July 7, 2014 in Economics

By Alan Reynolds

image

Alan Reynolds

The Japanese economy grew by 4.7% a year from 1983 to 1991, but by less than 1% ever since.

Despite all the media buzz about Prime Minister Shinzo Abe’s effort to boost the economy, the first two arrows of Abenomics missed their target.

Some observers appeared deceived by the fact that consumers rushed to stockpile goods before April, when the consumption tax was increased.

That created an illusory spike in first-quarter GDP, and in inflation, that some mistook as progress.

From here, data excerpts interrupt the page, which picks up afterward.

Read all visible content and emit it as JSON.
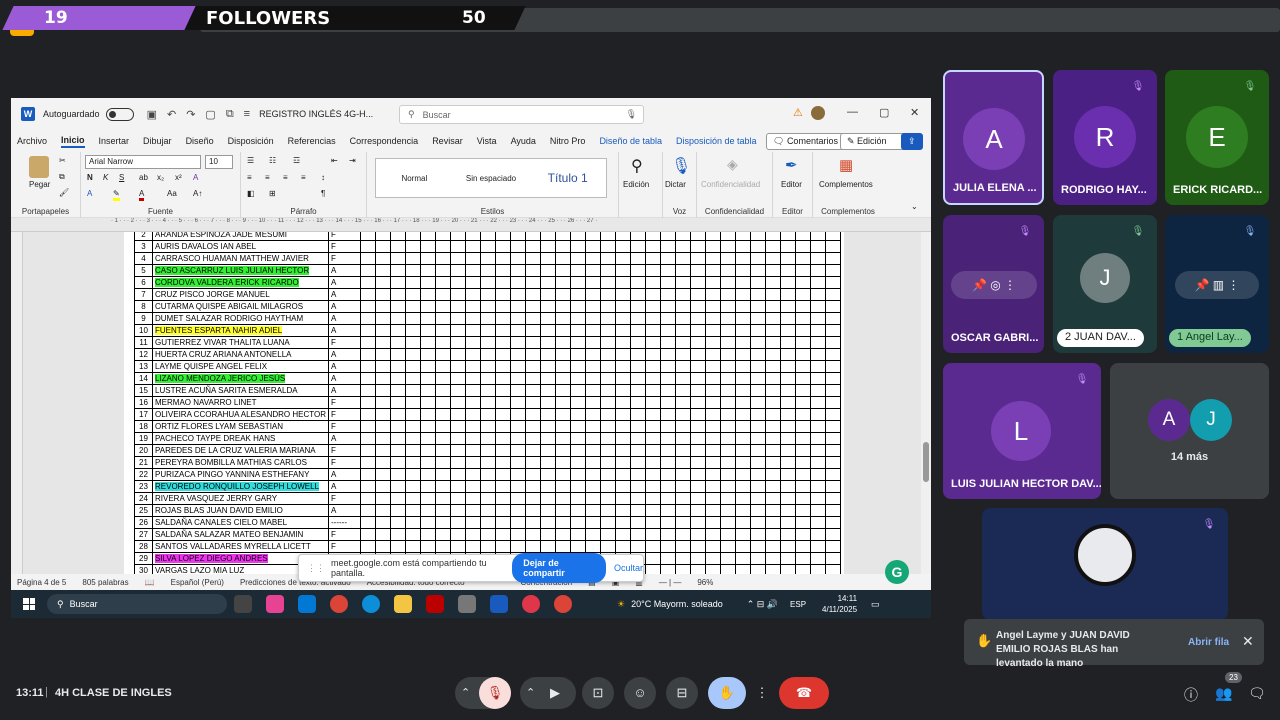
{
  "overlay": {
    "left_number": "19",
    "label": "FOLLOWERS",
    "right_number": "50"
  },
  "word": {
    "autosave_label": "Autoguardado",
    "doc_title": "REGISTRO INGLÉS 4G-H...",
    "search_placeholder": "Buscar",
    "menu": [
      "Archivo",
      "Inicio",
      "Insertar",
      "Dibujar",
      "Diseño",
      "Disposición",
      "Referencias",
      "Correspondencia",
      "Revisar",
      "Vista",
      "Ayuda",
      "Nitro Pro",
      "Diseño de tabla",
      "Disposición de tabla"
    ],
    "comments_button": "Comentarios",
    "edit_button": "Edición",
    "font_name": "Arial Narrow",
    "font_size": "10",
    "paste_label": "Pegar",
    "groups": {
      "clipboard": "Portapapeles",
      "font": "Fuente",
      "paragraph": "Párrafo",
      "styles": "Estilos",
      "voice": "Voz",
      "confidentiality": "Confidencialidad",
      "editor": "Editor",
      "addins": "Complementos"
    },
    "styles": [
      "Normal",
      "Sin espaciado",
      "Título 1"
    ],
    "edicion_label": "Edición",
    "dictar_label": "Dictar",
    "confid_label": "Confidencialidad",
    "editor_label": "Editor",
    "complementos_label": "Complementos",
    "status": {
      "page": "Página 4 de 5",
      "words": "805 palabras",
      "lang": "Español (Perú)",
      "predictions": "Predicciones de texto: activado",
      "accessibility": "Accesibilidad: todo correcto",
      "focus": "Concentración",
      "zoom": "96%"
    }
  },
  "students": [
    {
      "n": "2",
      "name": "ARANDA ESPINOZA JADE MESUMI",
      "status": "F",
      "hl": ""
    },
    {
      "n": "3",
      "name": "AURIS DAVALOS IAN ABEL",
      "status": "F",
      "hl": ""
    },
    {
      "n": "4",
      "name": "CARRASCO HUAMAN MATTHEW JAVIER",
      "status": "F",
      "hl": ""
    },
    {
      "n": "5",
      "name": "CASO ASCARRUZ LUIS JULIAN HECTOR",
      "status": "A",
      "hl": "#33ee33"
    },
    {
      "n": "6",
      "name": "CORDOVA VALDERA ERICK RICARDO",
      "status": "A",
      "hl": "#33ee33"
    },
    {
      "n": "7",
      "name": "CRUZ PISCO JORGE MANUEL",
      "status": "A",
      "hl": ""
    },
    {
      "n": "8",
      "name": "CUTARMA QUISPE ABIGAIL MILAGROS",
      "status": "A",
      "hl": ""
    },
    {
      "n": "9",
      "name": "DUMET SALAZAR RODRIGO HAYTHAM",
      "status": "A",
      "hl": ""
    },
    {
      "n": "10",
      "name": "FUENTES ESPARTA NAHIR ADIEL",
      "status": "A",
      "hl": "#ffff33"
    },
    {
      "n": "11",
      "name": "GUTIERREZ VIVAR THALITA LUANA",
      "status": "F",
      "hl": ""
    },
    {
      "n": "12",
      "name": "HUERTA CRUZ ARIANA ANTONELLA",
      "status": "A",
      "hl": ""
    },
    {
      "n": "13",
      "name": "LAYME QUISPE ANGEL FELIX",
      "status": "A",
      "hl": ""
    },
    {
      "n": "14",
      "name": "LIZANO MENDOZA JERICO JESÚS",
      "status": "A",
      "hl": "#33ee33"
    },
    {
      "n": "15",
      "name": "LUSTRE ACUÑA SARITA ESMERALDA",
      "status": "A",
      "hl": ""
    },
    {
      "n": "16",
      "name": "MERMAO NAVARRO LINET",
      "status": "F",
      "hl": ""
    },
    {
      "n": "17",
      "name": "OLIVEIRA CCORAHUA ALESANDRO HECTOR",
      "status": "F",
      "hl": ""
    },
    {
      "n": "18",
      "name": "ORTIZ FLORES LYAM SEBASTIAN",
      "status": "F",
      "hl": ""
    },
    {
      "n": "19",
      "name": "PACHECO TAYPE DREAK HANS",
      "status": "A",
      "hl": ""
    },
    {
      "n": "20",
      "name": "PAREDES DE LA CRUZ VALERIA MARIANA",
      "status": "F",
      "hl": ""
    },
    {
      "n": "21",
      "name": "PEREYRA BOMBILLA MATHIAS CARLOS",
      "status": "F",
      "hl": ""
    },
    {
      "n": "22",
      "name": "PURIZACA PINGO YANNINA ESTHEFANY",
      "status": "A",
      "hl": ""
    },
    {
      "n": "23",
      "name": "REVOREDO RONQUILLO JOSEPH LOWELL",
      "status": "A",
      "hl": "#33dddd"
    },
    {
      "n": "24",
      "name": "RIVERA VASQUEZ JERRY GARY",
      "status": "F",
      "hl": ""
    },
    {
      "n": "25",
      "name": "ROJAS BLAS JUAN DAVID EMILIO",
      "status": "A",
      "hl": ""
    },
    {
      "n": "26",
      "name": "SALDAÑA CANALES CIELO MABEL",
      "status": "------",
      "hl": ""
    },
    {
      "n": "27",
      "name": "SALDAÑA SALAZAR MATEO BENJAMIN",
      "status": "F",
      "hl": ""
    },
    {
      "n": "28",
      "name": "SANTOS VALLADARES MYRELLA LICETT",
      "status": "F",
      "hl": ""
    },
    {
      "n": "29",
      "name": "SILVA LOPEZ DIEGO ANDRES",
      "status": "",
      "hl": "#ee33ee"
    },
    {
      "n": "30",
      "name": "VARGAS LAZO MIA LUZ",
      "status": "",
      "hl": ""
    }
  ],
  "taskbar": {
    "search": "Buscar",
    "weather": "20°C  Mayorm. soleado",
    "lang": "ESP",
    "time": "14:11",
    "date": "4/11/2025"
  },
  "share": {
    "text": "meet.google.com está compartiendo tu pantalla.",
    "stop": "Dejar de compartir",
    "hide": "Ocultar"
  },
  "participants": {
    "julia": {
      "initial": "A",
      "name": "JULIA ELENA ..."
    },
    "rodrigo": {
      "initial": "R",
      "name": "RODRIGO HAY..."
    },
    "erick": {
      "initial": "E",
      "name": "ERICK RICARD..."
    },
    "oscar": {
      "name": "OSCAR GABRI..."
    },
    "juan": {
      "initial": "J",
      "pill": "2 JUAN DAV..."
    },
    "angel": {
      "pill": "1 Angel Lay..."
    },
    "luis": {
      "initial": "L",
      "name": "LUIS JULIAN HECTOR DAV..."
    },
    "more": {
      "a": "A",
      "j": "J",
      "label": "14 más"
    }
  },
  "notification": {
    "text": "Angel Layme y JUAN DAVID EMILIO ROJAS BLAS han levantado la mano",
    "action": "Abrir fila"
  },
  "meeting": {
    "time": "13:11",
    "name": "4H CLASE DE INGLES",
    "people_count": "23"
  }
}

Yet household spending collapsed once the consumption tax went up — by 4.6% in April and by 8% in May.

Revenues can’t grow unless the economy does, and the economy can’t grow with the current tax system.”

In January 2013, the first arrow of Abenomics consisted of spending an extra $110 billion, pushing government spending above 43% of GDP — up from 35.8% in 2007. The budget deficit rose to 9.3% of GDP, but deficits were already well above 8% from 2009 to 2012.

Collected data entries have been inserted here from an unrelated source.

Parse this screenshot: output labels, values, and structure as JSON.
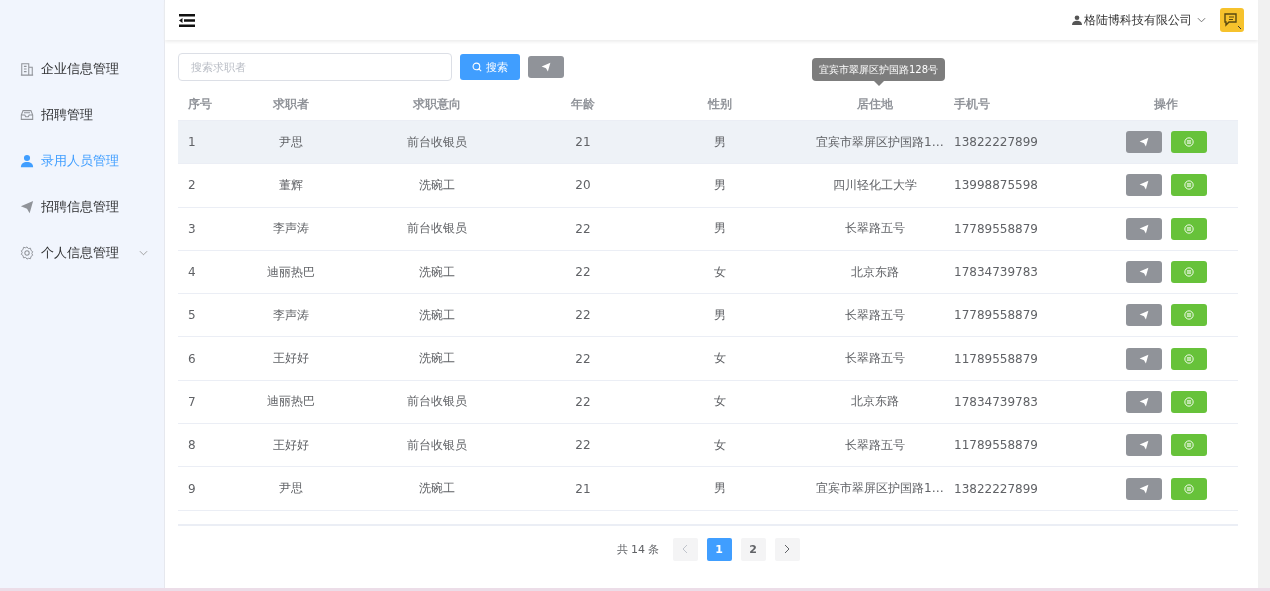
{
  "sidebar": {
    "items": [
      {
        "label": "企业信息管理",
        "selected": false
      },
      {
        "label": "招聘管理",
        "selected": false
      },
      {
        "label": "录用人员管理",
        "selected": true
      },
      {
        "label": "招聘信息管理",
        "selected": false
      },
      {
        "label": "个人信息管理",
        "selected": false,
        "expanded": false
      }
    ]
  },
  "header": {
    "company": "格陆博科技有限公司"
  },
  "search": {
    "placeholder": "搜索求职者",
    "button": "搜索"
  },
  "table": {
    "columns": [
      "序号",
      "求职者",
      "求职意向",
      "年龄",
      "性别",
      "居住地",
      "手机号",
      "操作"
    ],
    "rows": [
      {
        "cells": [
          "1",
          "尹思",
          "前台收银员",
          "21",
          "男",
          "宜宾市翠屏区护国路1…",
          "13822227899"
        ],
        "highlighted": true
      },
      {
        "cells": [
          "2",
          "董辉",
          "洗碗工",
          "20",
          "男",
          "四川轻化工大学",
          "13998875598"
        ],
        "highlighted": false
      },
      {
        "cells": [
          "3",
          "李声涛",
          "前台收银员",
          "22",
          "男",
          "长翠路五号",
          "17789558879"
        ],
        "highlighted": false
      },
      {
        "cells": [
          "4",
          "迪丽热巴",
          "洗碗工",
          "22",
          "女",
          "北京东路",
          "17834739783"
        ],
        "highlighted": false
      },
      {
        "cells": [
          "5",
          "李声涛",
          "洗碗工",
          "22",
          "男",
          "长翠路五号",
          "17789558879"
        ],
        "highlighted": false
      },
      {
        "cells": [
          "6",
          "王好好",
          "洗碗工",
          "22",
          "女",
          "长翠路五号",
          "11789558879"
        ],
        "highlighted": false
      },
      {
        "cells": [
          "7",
          "迪丽热巴",
          "前台收银员",
          "22",
          "女",
          "北京东路",
          "17834739783"
        ],
        "highlighted": false
      },
      {
        "cells": [
          "8",
          "王好好",
          "前台收银员",
          "22",
          "女",
          "长翠路五号",
          "11789558879"
        ],
        "highlighted": false
      },
      {
        "cells": [
          "9",
          "尹思",
          "洗碗工",
          "21",
          "男",
          "宜宾市翠屏区护国路1…",
          "13822227899"
        ],
        "highlighted": false
      }
    ],
    "tooltip": "宜宾市翠屏区护国路128号"
  },
  "pagination": {
    "total": "共 14 条",
    "pages": [
      {
        "label": "1",
        "selected": true
      },
      {
        "label": "2",
        "selected": false
      }
    ],
    "prev_disabled": true
  }
}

An endless series of failed “fiscal stimulus” schemes have nearly quadrupled the taxpayers’ national debt from 64% of GDP in 1991 to 240% today.

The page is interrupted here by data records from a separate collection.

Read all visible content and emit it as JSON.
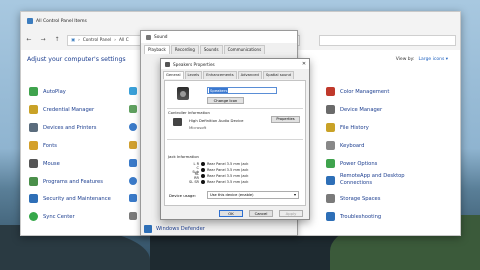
{
  "control_panel": {
    "title": "All Control Panel Items",
    "address": [
      "Control Panel",
      "All C"
    ],
    "heading": "Adjust your computer's settings",
    "view_by_label": "View by:",
    "view_by_value": "Large icons ▾",
    "items_left": [
      {
        "label": "AutoPlay",
        "color": "#3fa34d"
      },
      {
        "label": "Credential Manager",
        "color": "#c9a227"
      },
      {
        "label": "Devices and Printers",
        "color": "#5a6c7d"
      },
      {
        "label": "Fonts",
        "color": "#d4a02a"
      },
      {
        "label": "Mouse",
        "color": "#555"
      },
      {
        "label": "Programs and Features",
        "color": "#4a8f4a"
      },
      {
        "label": "Security and Maintenance",
        "color": "#2e6fb7"
      },
      {
        "label": "Sync Center",
        "color": "#36a84a"
      }
    ],
    "items_right": [
      {
        "label": "Color Management",
        "color": "#c0392b"
      },
      {
        "label": "Device Manager",
        "color": "#6a6a6a"
      },
      {
        "label": "File History",
        "color": "#c9a227"
      },
      {
        "label": "Keyboard",
        "color": "#888"
      },
      {
        "label": "Power Options",
        "color": "#3fa34d"
      },
      {
        "label": "RemoteApp and Desktop Connections",
        "color": "#2e6fb7"
      },
      {
        "label": "Storage Spaces",
        "color": "#7a7a7a"
      },
      {
        "label": "Troubleshooting",
        "color": "#2e6fb7"
      }
    ]
  },
  "sound": {
    "title": "Sound",
    "tabs": [
      "Playback",
      "Recording",
      "Sounds",
      "Communications"
    ],
    "bottom_item": "Windows Defender"
  },
  "speakers": {
    "title": "Speakers Properties",
    "tabs": [
      "General",
      "Levels",
      "Enhancements",
      "Advanced",
      "Spatial sound"
    ],
    "name_value": "Speakers",
    "change_icon": "Change Icon",
    "controller_label": "Controller Information",
    "controller_name": "High Definition Audio Device",
    "controller_vendor": "Microsoft",
    "properties": "Properties",
    "jack_label": "Jack Information",
    "jacks": [
      {
        "ch": "L R",
        "desc": "Rear Panel 3.5 mm Jack"
      },
      {
        "ch": "C Sub",
        "desc": "Rear Panel 3.5 mm Jack"
      },
      {
        "ch": "RL RR",
        "desc": "Rear Panel 3.5 mm Jack"
      },
      {
        "ch": "SL SR",
        "desc": "Rear Panel 3.5 mm Jack"
      }
    ],
    "device_usage_label": "Device usage:",
    "device_usage_value": "Use this device (enable)",
    "ok": "OK",
    "cancel": "Cancel",
    "apply": "Apply"
  }
}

If gargantuan budget deficits stimulated economic growth, then Japan, Greece, Egypt and Venezuela would now be the fastest-growing economies in the world.

The second arrow, launched in April 2013, consisted of quantitative easing — monetizing more government IOUs and stuffing the banks with excess reserves.

One ironic effect was to raise the yield on 10-year Treasury bonds from 0.5% in March 2013 to 0.9% in May.

Quantitative easing might have contributed to a greater devaluation of the yen, but most of the yen’s tumble had already happened since October 2011.

The weaker yen may have helped raise inflation (and thus lower real wages), but it also had the very harmful effect of inflating the cost of production for Japanese industry — notably, the cost of oil, metals and other imported raw materials priced in dollars.

The third arrow is really a bunch of darts — 249 regulatory reforms, some potentially useful yet scarcely decisive. An April report from the Organization for Economic Cooperation and Development makes the “Third Arrow for a Resilient Economy” sound promising, even though “the tax and social security systems … create work disincentives for secondary earners.”

The OECD’s forecast of GDP growth “around 1.25%” through 2015 seems a weak endorsement, depending as it does on stronger foreign growth to “support the (modest) expansion.”